By activating the XMP profile in the BIOS, the latter will read the configuration of the manufacturer's timing in the RAM modules and activate it automatically to optimize the RAM and its performance.

The analogous feature to be activated on the BIOS side is called AMP, which stands for AMD Memory Profiles on systems that use AMD CPUs. Its behavior is quite similar to that of Intel XMP.

Check the timings of the.RAMs
To check RAM timings before and after surgery (XMP or AMP activation), you can use the excellent free CPU-Z utility.

After starting CPU-Z, simply go to the Memory card and then observe the CL, tRCD, and tRP values.

The three values (expressed in the RAM specifications as CL, T RCD, and T RP; T RAS is usually omitted) are precisely the timings' values.

By clicking on the SPD tab and then examining the Timings table pane's contents, you can examine the various supported profiles and check the presence of XMP.

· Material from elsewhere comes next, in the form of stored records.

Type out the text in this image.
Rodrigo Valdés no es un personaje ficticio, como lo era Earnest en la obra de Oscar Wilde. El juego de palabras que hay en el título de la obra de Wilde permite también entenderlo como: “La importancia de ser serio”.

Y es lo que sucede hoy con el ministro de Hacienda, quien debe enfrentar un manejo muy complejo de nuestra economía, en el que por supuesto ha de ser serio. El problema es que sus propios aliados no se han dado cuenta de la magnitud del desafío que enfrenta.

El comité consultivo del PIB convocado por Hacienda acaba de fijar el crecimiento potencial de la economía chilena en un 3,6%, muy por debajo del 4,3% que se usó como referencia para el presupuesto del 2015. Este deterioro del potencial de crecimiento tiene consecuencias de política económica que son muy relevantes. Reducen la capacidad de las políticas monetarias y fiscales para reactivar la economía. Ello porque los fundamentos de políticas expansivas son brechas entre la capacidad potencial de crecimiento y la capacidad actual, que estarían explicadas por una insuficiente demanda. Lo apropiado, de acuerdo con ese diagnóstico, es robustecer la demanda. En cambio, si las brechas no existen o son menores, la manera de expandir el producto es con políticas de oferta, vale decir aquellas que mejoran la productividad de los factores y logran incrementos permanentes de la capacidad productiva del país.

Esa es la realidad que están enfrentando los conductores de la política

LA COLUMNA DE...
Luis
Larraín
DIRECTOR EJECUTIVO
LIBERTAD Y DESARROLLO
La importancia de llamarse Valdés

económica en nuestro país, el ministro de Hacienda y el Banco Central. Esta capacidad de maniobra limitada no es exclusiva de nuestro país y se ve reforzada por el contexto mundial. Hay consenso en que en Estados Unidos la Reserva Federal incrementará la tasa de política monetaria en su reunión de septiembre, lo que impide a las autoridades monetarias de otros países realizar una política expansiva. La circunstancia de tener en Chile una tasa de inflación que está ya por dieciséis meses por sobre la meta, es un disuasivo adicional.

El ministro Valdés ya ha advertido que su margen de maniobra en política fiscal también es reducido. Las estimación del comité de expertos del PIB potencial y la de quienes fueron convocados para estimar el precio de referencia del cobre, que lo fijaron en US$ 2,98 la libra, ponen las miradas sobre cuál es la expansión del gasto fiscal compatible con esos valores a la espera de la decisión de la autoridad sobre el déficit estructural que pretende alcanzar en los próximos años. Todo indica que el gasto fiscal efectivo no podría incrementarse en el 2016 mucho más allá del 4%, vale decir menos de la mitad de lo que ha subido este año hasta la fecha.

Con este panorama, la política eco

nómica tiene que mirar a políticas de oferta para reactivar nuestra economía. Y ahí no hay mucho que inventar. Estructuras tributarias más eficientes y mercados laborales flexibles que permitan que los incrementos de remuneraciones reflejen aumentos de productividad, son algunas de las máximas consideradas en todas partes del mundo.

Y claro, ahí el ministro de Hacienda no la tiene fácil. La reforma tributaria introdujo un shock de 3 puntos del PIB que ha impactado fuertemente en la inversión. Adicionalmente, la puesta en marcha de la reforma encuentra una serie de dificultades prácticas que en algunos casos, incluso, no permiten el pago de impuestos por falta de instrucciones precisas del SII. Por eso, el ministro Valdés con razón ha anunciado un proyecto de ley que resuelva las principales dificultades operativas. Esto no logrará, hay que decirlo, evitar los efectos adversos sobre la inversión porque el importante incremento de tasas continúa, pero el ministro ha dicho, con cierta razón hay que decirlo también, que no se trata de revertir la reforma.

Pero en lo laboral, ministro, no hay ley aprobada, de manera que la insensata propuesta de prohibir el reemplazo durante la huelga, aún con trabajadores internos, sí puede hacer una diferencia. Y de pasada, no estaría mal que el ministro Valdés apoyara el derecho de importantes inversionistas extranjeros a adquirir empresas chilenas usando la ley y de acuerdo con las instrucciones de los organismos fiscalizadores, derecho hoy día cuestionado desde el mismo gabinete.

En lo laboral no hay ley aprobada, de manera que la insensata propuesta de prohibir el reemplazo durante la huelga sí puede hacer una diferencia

Enable Intel XMP from BIOS
To activate the use of the XMP functionality, just enter the BIOS by pressing the DEL, F2, F10, or ESC keys several times (depending on the motherboard in use) as soon as you restart or turn on the PC.

The XMP setting, depending on the BIOS in use, could be found on the main screen, in the advanced settings, or the Overclocking section (even if, in this case, you are not performing any type of overclocking as these are "factory" supported timings by RAMs in use).

Sometimes XMP allows you to choose between two profiles: you can activate the first one and then the other, checking the automatically set timings from CPU-Z.

12-30-2020, 05:47 AM
Thanks for sharing this info. Though I don't think I need this as of the moment. Happy new year!